Each time I lowered the camera from my face I saw another, more elaborate web beckoning me to come, come see.  And it is only because I heeded the beckoning that I walked up on the most exquisite, the most ethereal, the most splendid web of all.  It stretched all the way across the double French doors that lead on to the deck. It attached to the overhead door frame and the base of a chair sitting nearby.  My arms, curved out and up and over my head, could not contain it.  Unlike many of the others, it was round – not a compass-drawn circle, more like a hand-rolled pie crust – and its sections spread from the center like the spokes on a bicycle tire, delicate and shiny.  Sheltered by the eaves of the house, it was covered in a lighter coat of dew, making its beading sparkle more like opals than diamonds.
After recording its beauty as best I could with the camera, I stood in the quiet dampness for a few more moments, breathed deeply, and wondered what might have become of the creature that had spun such a web. Then I went to work.
That night, I watched the full moon rise from the study window.  The sky was less than clear, but I thought I could still get a good picture.  I could sit outside and wait for the clouds to drift off. 
The night noise was sucked into a cone of sound surrounding my ears as I opened the door.  The warm moist air fell on my arms like a towel and I stepped out on the deck. Only one step and I remembered the spider web. The exquisite, ethereal, splendid spider web whose delicate strands were now caught in my hair and my eyelashes, stuck to my cheeks and my chest, hanging in sticky strings from my arms and legs.

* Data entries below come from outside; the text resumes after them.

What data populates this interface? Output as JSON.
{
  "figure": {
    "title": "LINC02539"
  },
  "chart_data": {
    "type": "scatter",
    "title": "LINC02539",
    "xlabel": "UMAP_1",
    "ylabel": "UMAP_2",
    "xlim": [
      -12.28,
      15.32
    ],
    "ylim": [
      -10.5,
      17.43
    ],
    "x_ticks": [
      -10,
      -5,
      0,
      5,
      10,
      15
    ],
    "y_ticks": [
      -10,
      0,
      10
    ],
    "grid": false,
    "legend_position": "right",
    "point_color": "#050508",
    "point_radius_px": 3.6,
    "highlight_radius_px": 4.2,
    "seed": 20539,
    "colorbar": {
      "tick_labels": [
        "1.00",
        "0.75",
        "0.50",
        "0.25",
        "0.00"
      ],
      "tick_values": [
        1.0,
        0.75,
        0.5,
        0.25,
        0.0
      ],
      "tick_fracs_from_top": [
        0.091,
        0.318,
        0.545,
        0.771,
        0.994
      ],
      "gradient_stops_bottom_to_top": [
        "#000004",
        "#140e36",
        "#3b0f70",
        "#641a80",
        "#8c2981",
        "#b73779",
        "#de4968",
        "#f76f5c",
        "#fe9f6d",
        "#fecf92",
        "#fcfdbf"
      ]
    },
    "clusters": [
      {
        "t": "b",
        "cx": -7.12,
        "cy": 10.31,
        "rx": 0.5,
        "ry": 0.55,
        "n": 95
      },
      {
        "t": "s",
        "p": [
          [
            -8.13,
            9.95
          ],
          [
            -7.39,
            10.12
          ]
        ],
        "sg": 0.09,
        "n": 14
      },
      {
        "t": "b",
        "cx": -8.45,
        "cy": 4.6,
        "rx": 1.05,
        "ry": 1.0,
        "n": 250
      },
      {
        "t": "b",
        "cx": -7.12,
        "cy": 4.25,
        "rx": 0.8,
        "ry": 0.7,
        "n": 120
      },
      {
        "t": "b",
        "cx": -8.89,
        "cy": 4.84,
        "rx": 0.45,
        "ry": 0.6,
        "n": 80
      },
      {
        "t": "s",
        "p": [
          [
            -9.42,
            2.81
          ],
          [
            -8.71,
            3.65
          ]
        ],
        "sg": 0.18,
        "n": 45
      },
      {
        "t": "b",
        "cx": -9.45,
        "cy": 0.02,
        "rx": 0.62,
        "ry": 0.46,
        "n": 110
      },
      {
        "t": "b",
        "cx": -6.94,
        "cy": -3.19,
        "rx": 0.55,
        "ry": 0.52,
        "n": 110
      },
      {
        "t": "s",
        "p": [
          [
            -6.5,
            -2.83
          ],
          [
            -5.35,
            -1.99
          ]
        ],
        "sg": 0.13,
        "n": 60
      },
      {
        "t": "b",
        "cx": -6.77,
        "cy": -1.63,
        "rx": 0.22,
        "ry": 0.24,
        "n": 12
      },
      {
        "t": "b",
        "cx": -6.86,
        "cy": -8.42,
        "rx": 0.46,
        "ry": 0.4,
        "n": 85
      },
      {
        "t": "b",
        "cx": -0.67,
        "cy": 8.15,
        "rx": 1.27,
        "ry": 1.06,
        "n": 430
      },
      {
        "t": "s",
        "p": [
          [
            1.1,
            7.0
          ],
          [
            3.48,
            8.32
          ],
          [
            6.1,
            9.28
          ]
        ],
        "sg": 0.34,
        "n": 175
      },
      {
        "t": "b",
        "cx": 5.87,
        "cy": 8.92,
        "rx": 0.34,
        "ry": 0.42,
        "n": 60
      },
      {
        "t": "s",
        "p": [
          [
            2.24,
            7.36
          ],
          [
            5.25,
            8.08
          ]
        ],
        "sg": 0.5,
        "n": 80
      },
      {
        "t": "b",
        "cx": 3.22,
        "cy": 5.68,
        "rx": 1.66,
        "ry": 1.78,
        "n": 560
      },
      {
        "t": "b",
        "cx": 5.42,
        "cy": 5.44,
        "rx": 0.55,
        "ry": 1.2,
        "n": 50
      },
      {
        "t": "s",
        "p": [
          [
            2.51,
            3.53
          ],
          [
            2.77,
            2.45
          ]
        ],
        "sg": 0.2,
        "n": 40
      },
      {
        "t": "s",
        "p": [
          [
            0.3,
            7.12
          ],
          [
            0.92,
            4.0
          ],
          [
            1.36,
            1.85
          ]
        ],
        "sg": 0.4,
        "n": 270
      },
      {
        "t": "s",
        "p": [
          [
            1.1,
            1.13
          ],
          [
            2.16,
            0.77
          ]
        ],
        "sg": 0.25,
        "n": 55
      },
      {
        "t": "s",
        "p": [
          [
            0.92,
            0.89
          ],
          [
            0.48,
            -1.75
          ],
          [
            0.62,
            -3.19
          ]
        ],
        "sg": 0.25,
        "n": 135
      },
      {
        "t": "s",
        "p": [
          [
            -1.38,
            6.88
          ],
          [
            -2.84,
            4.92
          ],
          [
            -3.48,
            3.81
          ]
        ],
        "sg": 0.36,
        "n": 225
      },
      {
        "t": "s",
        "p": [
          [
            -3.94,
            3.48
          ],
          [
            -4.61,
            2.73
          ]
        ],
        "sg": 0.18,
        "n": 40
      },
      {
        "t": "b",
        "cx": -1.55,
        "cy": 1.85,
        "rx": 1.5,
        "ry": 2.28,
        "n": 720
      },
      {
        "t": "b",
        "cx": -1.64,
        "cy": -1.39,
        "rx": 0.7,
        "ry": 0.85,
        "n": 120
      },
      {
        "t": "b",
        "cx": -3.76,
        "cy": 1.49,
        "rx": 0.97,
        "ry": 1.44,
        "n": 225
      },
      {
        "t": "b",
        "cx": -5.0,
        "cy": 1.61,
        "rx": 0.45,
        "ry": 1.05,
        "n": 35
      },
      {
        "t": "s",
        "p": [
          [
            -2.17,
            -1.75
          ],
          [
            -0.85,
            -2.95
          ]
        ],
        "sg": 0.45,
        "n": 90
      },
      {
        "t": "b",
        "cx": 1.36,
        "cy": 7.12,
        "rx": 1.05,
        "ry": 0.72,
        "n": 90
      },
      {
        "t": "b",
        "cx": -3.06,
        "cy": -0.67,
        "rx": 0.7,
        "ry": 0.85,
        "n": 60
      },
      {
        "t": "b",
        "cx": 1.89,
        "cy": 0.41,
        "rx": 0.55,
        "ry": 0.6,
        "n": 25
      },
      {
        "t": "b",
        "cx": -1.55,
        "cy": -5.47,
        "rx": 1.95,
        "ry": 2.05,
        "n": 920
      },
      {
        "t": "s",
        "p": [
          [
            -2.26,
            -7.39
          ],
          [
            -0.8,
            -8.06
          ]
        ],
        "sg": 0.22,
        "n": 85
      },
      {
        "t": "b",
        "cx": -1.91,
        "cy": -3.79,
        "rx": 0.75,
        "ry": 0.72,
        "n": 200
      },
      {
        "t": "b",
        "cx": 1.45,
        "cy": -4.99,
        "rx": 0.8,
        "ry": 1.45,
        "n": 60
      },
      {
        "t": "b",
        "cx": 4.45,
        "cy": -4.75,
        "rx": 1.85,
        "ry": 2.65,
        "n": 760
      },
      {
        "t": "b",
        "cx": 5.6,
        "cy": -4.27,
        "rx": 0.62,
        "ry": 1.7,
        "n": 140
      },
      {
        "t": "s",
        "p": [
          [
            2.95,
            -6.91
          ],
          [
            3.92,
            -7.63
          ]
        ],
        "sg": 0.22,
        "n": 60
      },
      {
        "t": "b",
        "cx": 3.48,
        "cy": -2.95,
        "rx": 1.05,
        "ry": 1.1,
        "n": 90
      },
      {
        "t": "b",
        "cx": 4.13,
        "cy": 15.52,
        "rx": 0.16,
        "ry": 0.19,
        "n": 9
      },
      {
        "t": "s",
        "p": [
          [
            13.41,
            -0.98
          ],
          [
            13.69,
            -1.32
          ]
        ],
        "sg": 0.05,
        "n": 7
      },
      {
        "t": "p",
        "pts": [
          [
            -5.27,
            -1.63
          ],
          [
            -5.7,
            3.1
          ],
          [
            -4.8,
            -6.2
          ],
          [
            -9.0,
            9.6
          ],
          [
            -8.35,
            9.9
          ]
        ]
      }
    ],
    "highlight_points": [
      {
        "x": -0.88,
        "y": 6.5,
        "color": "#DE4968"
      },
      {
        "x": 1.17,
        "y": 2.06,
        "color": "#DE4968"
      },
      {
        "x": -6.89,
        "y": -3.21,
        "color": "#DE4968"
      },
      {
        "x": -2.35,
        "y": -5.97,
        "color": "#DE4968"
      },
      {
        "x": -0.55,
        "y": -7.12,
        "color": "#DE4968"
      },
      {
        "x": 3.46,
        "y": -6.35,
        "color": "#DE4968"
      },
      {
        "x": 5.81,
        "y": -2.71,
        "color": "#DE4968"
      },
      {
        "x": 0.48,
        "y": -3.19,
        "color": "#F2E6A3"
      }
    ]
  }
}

For a moment I forgot the moon.  I turned to face what was left of the transparent tapestry that had so enthralled me just a few hours earlier.  The tender tension was gone; long loops of gossamer hung limp in the darkness. The symmetry was destroyed, the delicate balance gone. “I’m so sorry,” I said over and over.  “I’m just so sorry.” I can’t be sure whether I was apologizing to the long-gone spider or to myself.
I brushed the silky threads from my face and, in my repentance, felt the truth of the moment settle over my head: That which is beautiful, which took such effort and love to produce, is easy to forget if one becomes preoccupied with searching for the next beautiful thing.  And perhaps it is in abandoning the exhausting search that beauty in all its forms finds its way to one’s door.
Patience with each.  Each in its own time.  Time for all.